Фенек перебил незримую собеседницу:

– Но ты ведь утверждаешь, что ты Бог, а это, по твоим же словам, почти то же, что и Природа! Ну так сделай что-нибудь, помоги мне реально! Сделай меня сильнее, больше, сделай меня огромным, зубастым, покрой меня чешуёй! я оторву голову этому проклятому коту! Он всё время крутится у входа в нашу норку. Я боюсь за наших детей!

Гидра молчала, а фенёк не унимался.

– И вообще, ты же сама и устраиваешь эти человеческие побоища, ты сама тут всем распорядилась, и вся эта кровь и смерть этих человеческих детёнышей – на твоей совести. Причём неизвестно, зачем это тебе нужно и что ты имеешь против этих людей, зачем тебе столько крови и зачем ты вмешиваешься в их жизнь именно так… А мне почему-то запрещаешь просто прибежать сюда на часок и немного полакомиться. Да ещё называешь меня людоедом! Не понимаю я этого.

– О, господи! Ну что я могу тебе объяснить? Что я управляю жизнью целого Города, что тысячи людей, сами того не подозревая, живут по моим законам, что скоро я подчиню себе весь Остров? а потом и всю Землю! Ты всё равно этого не поймёшь. У тебя самые низменные интересы – твоя самка, жратва, щенки…

– Нет, нет, нет! Хватит, ты меня запутала уже совсем! Давай поговорим об этом потом! Возвращайся завтра, все спокойно обсудим…

– Ты неисправим, из виртуозного охотника ты превращаешься в какого-то падальщика, в настоящего людоеда!

– Слушай, давай не будем ссориться! Мне совсем не до этого, люди ушли и мне нужно скорее добраться до места. Моя самка совсем изголодалась, дети высосали из неё всё молоко. Ей нужно восстановить силы.

– Ладно, давай. Но будь осторожен! Пожалуйста. У меня не так много друзей, я не хочу тебя потерять. Будь осторожен!
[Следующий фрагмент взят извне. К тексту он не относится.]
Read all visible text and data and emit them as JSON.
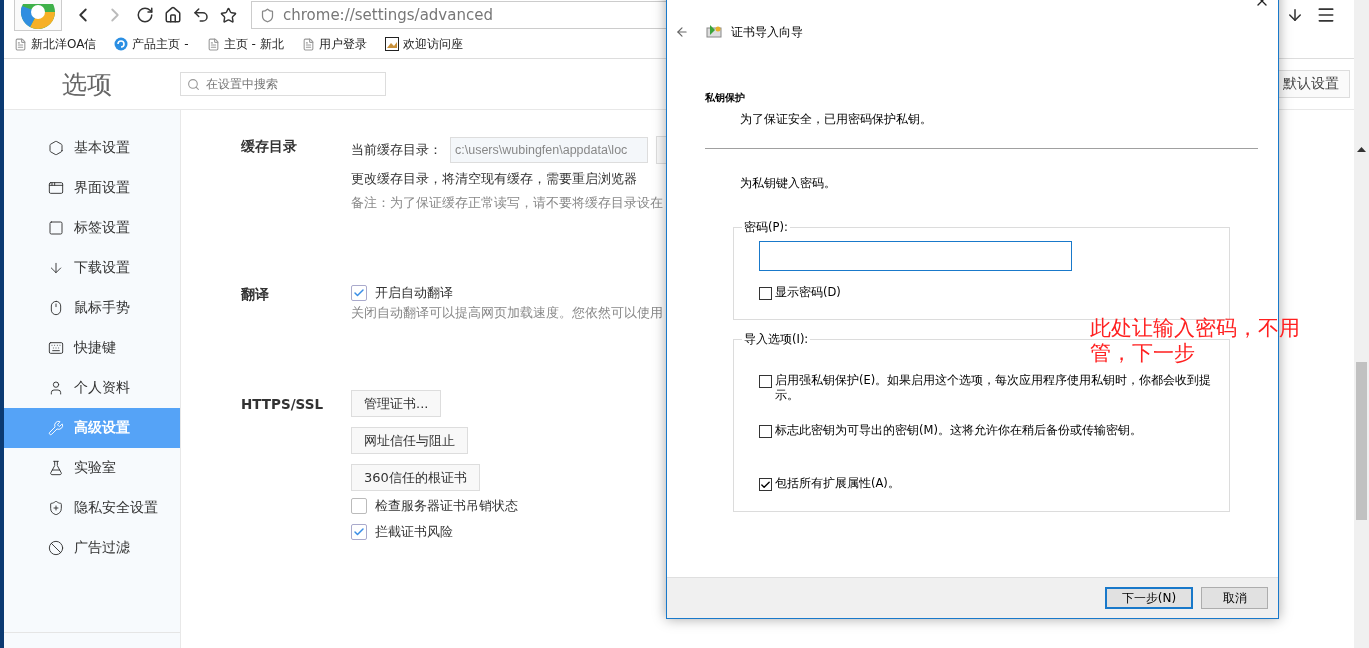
{
  "browser": {
    "address": "chrome://settings/advanced",
    "bookmarks": [
      {
        "label": "新北洋OA信",
        "kind": "page"
      },
      {
        "label": "产品主页 -",
        "kind": "swirl"
      },
      {
        "label": "主页 - 新北",
        "kind": "page"
      },
      {
        "label": "用户登录",
        "kind": "page"
      },
      {
        "label": "欢迎访问座",
        "kind": "image"
      }
    ]
  },
  "settings": {
    "title": "选项",
    "search_placeholder": "在设置中搜索",
    "reset_button": "默认设置",
    "sidebar": [
      {
        "label": "基本设置",
        "kind": "hexagon",
        "selected": false
      },
      {
        "label": "界面设置",
        "kind": "window",
        "selected": false
      },
      {
        "label": "标签设置",
        "kind": "tab",
        "selected": false
      },
      {
        "label": "下载设置",
        "kind": "download",
        "selected": false
      },
      {
        "label": "鼠标手势",
        "kind": "mouse",
        "selected": false
      },
      {
        "label": "快捷键",
        "kind": "key",
        "selected": false
      },
      {
        "label": "个人资料",
        "kind": "user",
        "selected": false
      },
      {
        "label": "高级设置",
        "kind": "wrench",
        "selected": true
      },
      {
        "label": "实验室",
        "kind": "flask",
        "selected": false
      },
      {
        "label": "隐私安全设置",
        "kind": "shield",
        "selected": false
      },
      {
        "label": "广告过滤",
        "kind": "block",
        "selected": false
      }
    ],
    "cache": {
      "label": "缓存目录",
      "field_label": "当前缓存目录：",
      "path": "c:\\users\\wubingfen\\appdata\\loc",
      "note": "更改缓存目录，将清空现有缓存，需要重启浏览器",
      "hint": "备注：为了保证缓存正常读写，请不要将缓存目录设在"
    },
    "translate": {
      "label": "翻译",
      "option": {
        "label": "开启自动翻译",
        "checked": true
      },
      "hint": "关闭自动翻译可以提高网页加载速度。您依然可以使用"
    },
    "https": {
      "label": "HTTPS/SSL",
      "buttons": [
        "管理证书...",
        "网址信任与阻止",
        "360信任的根证书"
      ],
      "options": [
        {
          "label": "检查服务器证书吊销状态",
          "checked": false
        },
        {
          "label": "拦截证书风险",
          "checked": true
        }
      ]
    }
  },
  "dialog": {
    "title": "证书导入向导",
    "heading": "私钥保护",
    "subheading": "为了保证安全，已用密码保护私钥。",
    "prompt": "为私钥键入密码。",
    "password_group": {
      "legend": "密码(P):",
      "show_password": {
        "label": "显示密码(D)",
        "checked": false
      }
    },
    "options_group": {
      "legend": "导入选项(I):",
      "options": [
        {
          "label": "启用强私钥保护(E)。如果启用这个选项，每次应用程序使用私钥时，你都会收到提示。",
          "checked": false
        },
        {
          "label": "标志此密钥为可导出的密钥(M)。这将允许你在稍后备份或传输密钥。",
          "checked": false
        },
        {
          "label": "包括所有扩展属性(A)。",
          "checked": true
        }
      ]
    },
    "buttons": [
      {
        "label": "下一步(N)",
        "default": true
      },
      {
        "label": "取消",
        "default": false
      }
    ]
  },
  "annotation": "此处让输入密码，不用管，下一步"
}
Fennecus zerda снова почувствовал лёгкое головокружение – так уходила Гидра из его головы. Он вновь оказался сам собой, сам по себе. Он оглянулся – самка бежала за ним, отставая на полкорпуса. Уши она прижала, немного повернув их назад, продолжая прислушиваться к тому, что происходит со стороны норы – ведь там остались щенки.

Когда Fennecus оглянулся, она весело вильнула хвостом и перешла на галоп. Они помчались, перегоняя друг друга, высунув языки, истекая горячей голодной слюной, ощетинив рыжие холки. Умопомрачительный аромат усиливался, заполняя всё вокруг, оттесняя на задний план все запахи короткой летней ночи. Они поднялись на огромный холм, где русло высохшей реки делало крутой поворот, быстро оценили ситуацию – никого, и кубарем скатились вниз.

3

В основных дисциплинах Дуб, однако, не уступал другим Воинам, любил тренироваться, прекрасно дрался, и единственное, что отличало его от них, – скрытность, склонность к одиночеству и отсутствие чувства товарищества.
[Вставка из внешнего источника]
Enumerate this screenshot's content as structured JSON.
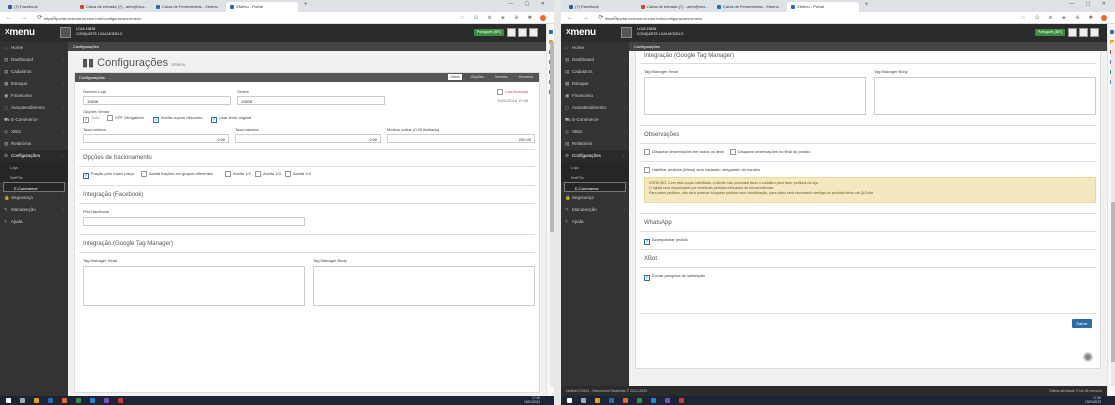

Свет-мой поправлялась медленно. Давно затянулась сеченая рана на левой груди, зажили и исчезли без следа множественные ранки, ссадины и синяки. Девочка лежала, не поднимаясь, и лишь по прошествии месяца начала немного двигать пальцами ног и рук. Воробей, верный её дружок, очевидно, нанес ей удар рукояткой меча, как и было заранее договорено, между лопаток, ближе к шее. Ведь это было тогда для девочки тем самым ничтожным шансом, который позволил бы ей вернуться домой. И, о чудо, так оно и случилось! Невозможно даже поверить, что все сложилось, как было задумано. Но что стало с ним? Где он теперь? Жив ли? Всё, что теперь известно, так это то, что его не было среди павших. Это уже проверено. А значит, возможно, они ещё когда-нибудь встретятся… Она так скучала теперь по нему.

Так думала девочка, проливая тихие слезы по тому, кто был посвящен в её тайну, кто любил её и опекал, не смея к ней прикоснуться, не смея разрушить детскую тайную дружбу, так неожиданно возникшую среди всего этого армейского уродства и тупости.
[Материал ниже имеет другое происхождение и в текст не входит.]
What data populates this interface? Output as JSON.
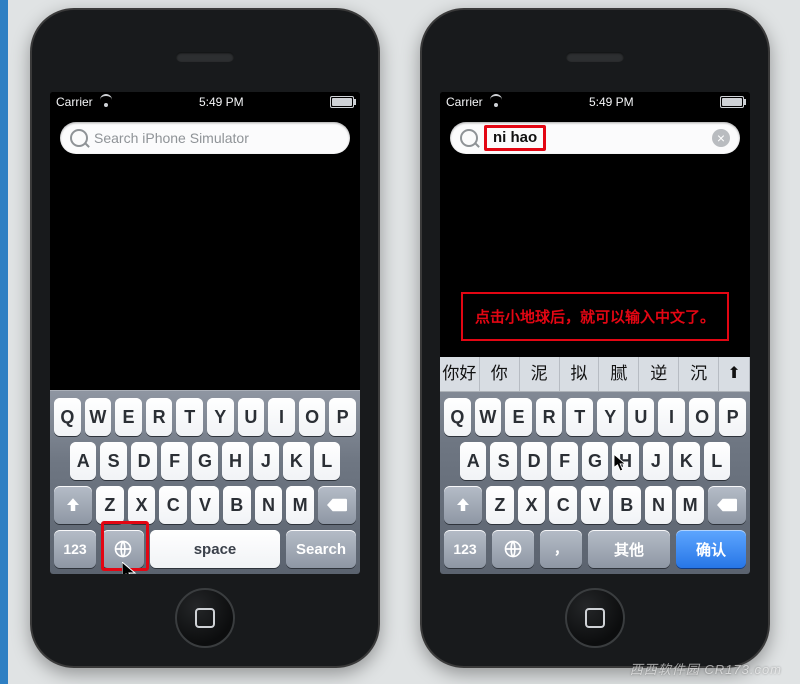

«Наверное, так оно и было, ведь я жива, и я дома», – думала она, тщетно пытаясь восстановить в памяти картину боя. В день возвращения её перенесли на чердак, в маленькую комнатушку прямо под крышей – подальше от холодного сырого подвала, подальше от человеческих подлых глаз. Здесь ей было хорошо, она слышала все звуки вокруг – И то, что творилось снаружи, и то, чем был наполнен дом.

А дом был наполнен надеждой и тайной радостью заговора, почти удавшегося, почти состоявшегося. Только бы она выздоровела – их девочка-воин, их жертва и их спасительный план!

Её возвращения все очень ждали. Подлог, в котором она выступила как мальчик, готовился тайно много лет, с тех пор как погиб последний Воин в семье, а Мать поняла, что рожать, вероятно, больше не будет.

…Это была внешне почти обычная Семья. Отец, старый болезненный человек, всю жизнь прослужил секретарем Коммунального Управления и не сумел скопить какого-либо состояния. Четверть века они с Матерью рожали детей, и им не очень-то везло – кроме нескольких мальчиков, рождались в основном девочки, большинство из которых остались в доме, так как Мать почему-то так и не нашла в себе сил продать хоть одну из малышек в чужую семью. Пять из шестерых мальчиков погибли в разное время. Они были хорошими Воинами и хорошими сыновьями, о каждом из них семья помнила и даже иногда печалилась. Последний из них – Медведь – был посвящен в тайну семейства, как гром среди ясного неба свалившуюся на Отца с Матерью, – материнское чрево иссякло, грядут большие перемены!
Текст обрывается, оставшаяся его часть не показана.